OSC: Hardware Efficient W4A4 Quantization via Outlier Separation in Channel Dimension
The deployment of Large Language Models (LLMs) at high throughput has necessitated advancements in model quantization techniques, particularly the use of 4-bit quantization. However, a significant challenge arises due to the presence of activation outliers, which can cause considerable degradation in model accuracy as they exceed the restricted dynamic range inherent in low-bit formats. In response to this issue, a novel framework named OSC (Outlier Suppression through Clustering) has been proposed to enhance the efficiency of 4-bit quantization.

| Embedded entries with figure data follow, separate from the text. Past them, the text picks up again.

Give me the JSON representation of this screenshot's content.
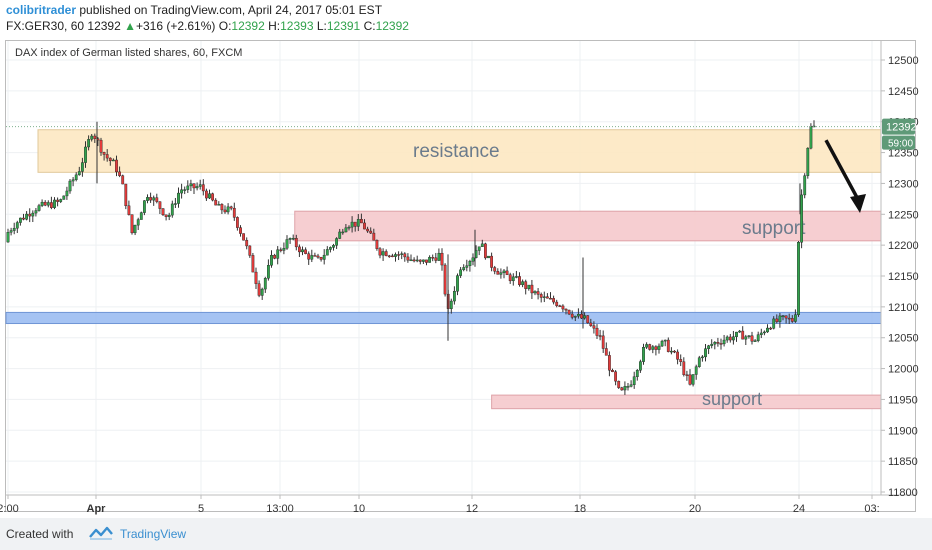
{
  "header": {
    "author": "colibritrader",
    "published": "published on TradingView.com, April 24, 2017 05:01 EST",
    "symbol": "FX:GER30, 60",
    "last": "12392",
    "change": "+316 (+2.61%)",
    "o_label": "O:",
    "o_value": "12392",
    "h_label": "H:",
    "h_value": "12393",
    "l_label": "L:",
    "l_value": "12391",
    "c_label": "C:",
    "c_value": "12392"
  },
  "plot_title": "DAX index of German listed shares, 60, FXCM",
  "footer": {
    "created_with": "Created with",
    "brand": "TradingView"
  },
  "colors": {
    "up": "#31a24c",
    "down": "#e23b3b",
    "wick": "#333333",
    "resistance_zone": "#fde8c2",
    "support_zone": "#f5c9cc",
    "level_zone": "#9bbcf2",
    "price_label": "#5f9a78",
    "accent": "#2e8fd6"
  },
  "chart_data": {
    "type": "candlestick",
    "title": "DAX index of German listed shares, 60, FXCM",
    "ylim": [
      11775,
      12525
    ],
    "y_ticks": [
      12500,
      12450,
      12400,
      12350,
      12300,
      12250,
      12200,
      12150,
      12100,
      12050,
      12000,
      11950,
      11900,
      11850,
      11800
    ],
    "x_ticks": [
      "2:00",
      "Apr",
      "5",
      "13:00",
      "10",
      "12",
      "18",
      "20",
      "24",
      "03:"
    ],
    "last_price": {
      "value": 12392,
      "label": "12392",
      "countdown": "59:00"
    },
    "zones": [
      {
        "name": "resistance",
        "label": "resistance",
        "kind": "resistance",
        "y1": 12318,
        "y2": 12387,
        "from": 0,
        "to": 1
      },
      {
        "name": "support",
        "label": "support",
        "kind": "support",
        "y1": 12207,
        "y2": 12255,
        "from": 0.33,
        "to": 1
      },
      {
        "name": "level",
        "label": "",
        "kind": "level",
        "y1": 12073,
        "y2": 12091,
        "from": 0,
        "to": 1
      },
      {
        "name": "support-low",
        "label": "support",
        "kind": "support",
        "y1": 11935,
        "y2": 11957,
        "from": 0.555,
        "to": 1
      }
    ],
    "anchors": [
      [
        0,
        12205
      ],
      [
        15,
        12235
      ],
      [
        35,
        12260
      ],
      [
        60,
        12270
      ],
      [
        80,
        12325
      ],
      [
        92,
        12385
      ],
      [
        105,
        12345
      ],
      [
        115,
        12330
      ],
      [
        122,
        12300
      ],
      [
        132,
        12220
      ],
      [
        148,
        12285
      ],
      [
        168,
        12245
      ],
      [
        180,
        12290
      ],
      [
        200,
        12295
      ],
      [
        218,
        12260
      ],
      [
        232,
        12255
      ],
      [
        245,
        12205
      ],
      [
        260,
        12120
      ],
      [
        272,
        12180
      ],
      [
        290,
        12210
      ],
      [
        305,
        12185
      ],
      [
        318,
        12175
      ],
      [
        335,
        12205
      ],
      [
        345,
        12235
      ],
      [
        362,
        12235
      ],
      [
        380,
        12190
      ],
      [
        400,
        12185
      ],
      [
        420,
        12170
      ],
      [
        440,
        12185
      ],
      [
        448,
        12090
      ],
      [
        460,
        12165
      ],
      [
        472,
        12180
      ],
      [
        480,
        12205
      ],
      [
        490,
        12170
      ],
      [
        500,
        12155
      ],
      [
        520,
        12140
      ],
      [
        540,
        12115
      ],
      [
        560,
        12105
      ],
      [
        575,
        12085
      ],
      [
        585,
        12080
      ],
      [
        592,
        12065
      ],
      [
        600,
        12050
      ],
      [
        612,
        11990
      ],
      [
        620,
        11958
      ],
      [
        630,
        11975
      ],
      [
        645,
        12035
      ],
      [
        665,
        12040
      ],
      [
        680,
        12010
      ],
      [
        690,
        11972
      ],
      [
        700,
        12020
      ],
      [
        712,
        12040
      ],
      [
        728,
        12050
      ],
      [
        742,
        12055
      ],
      [
        755,
        12045
      ],
      [
        768,
        12070
      ],
      [
        782,
        12080
      ],
      [
        795,
        12078
      ],
      [
        800,
        12262
      ],
      [
        804,
        12310
      ],
      [
        810,
        12390
      ],
      [
        818,
        12392
      ]
    ],
    "arrow": {
      "from": [
        826,
        12370
      ],
      "to": [
        860,
        12252
      ]
    }
  }
}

Understanding Outlier Behavior
Recent research has systematically explored the spatial distribution of outliers in LLMs. The findings reveal a token-persistent structural clustering effect, indicating that high-magnitude outliers tend to occupy fixed channels consistently across different input tokens. This insight suggests that there is a predictable pattern to outlier occurrences, which can be leveraged to improve quantization strategies.
The OSC Framework
Building on the understanding of outlier behavior, OSC implements a dual-path computation methodology during inference. This approach comprises two distinct paths:
- Low-Precision Path: A 4-bit General Matrix Multiplication (GEMM) path that processes the majority of the data with minimal computational overhead.
- High-Precision Path: A 16-bit GEMM branch that is activated when outliers are detected, ensuring that the model maintains accuracy where it is most needed.
To identify the channels where outliers are prevalent, OSC employs an offline group-wise strategy. This process involves structured sub-tensor extraction, which consolidates scattered activation channels into a compact dense tensor. By doing so, OSC provides outlier protection through regularized, high-throughput GEMM operations, making it compatible with contemporary 4-bit micro-scaling hardware.
Fallback Strategy and Performance Evaluation
In scenarios where outlier clustering is less noticeable, particularly with W2 inputs, OSC integrates a fallback strategy to FP8. This ensures that the framework remains robust across different input types while optimizing performance.
Evaluation of the OSC framework on the Qwen3-8B and Qwen3-30B models has shown promising results. The average accuracy drop was limited to 2.19 points for Qwen3-8B and 1.12 points for Qwen3-30B. These results indicate that OSC effectively mitigates the impact of outliers while maintaining high model accuracy.
Conclusion
A notable advantage of OSC lies in its hardware efficiency, achieving a peak speedup of 1.78 times over the conventional W8A8 GEMM baseline on modern AI accelerators. This improvement underscores the potential for OSC to serve as a pivotal technique in the deployment of low-bit quantization for Large Language Models, enhancing both speed and accuracy in real-world applications.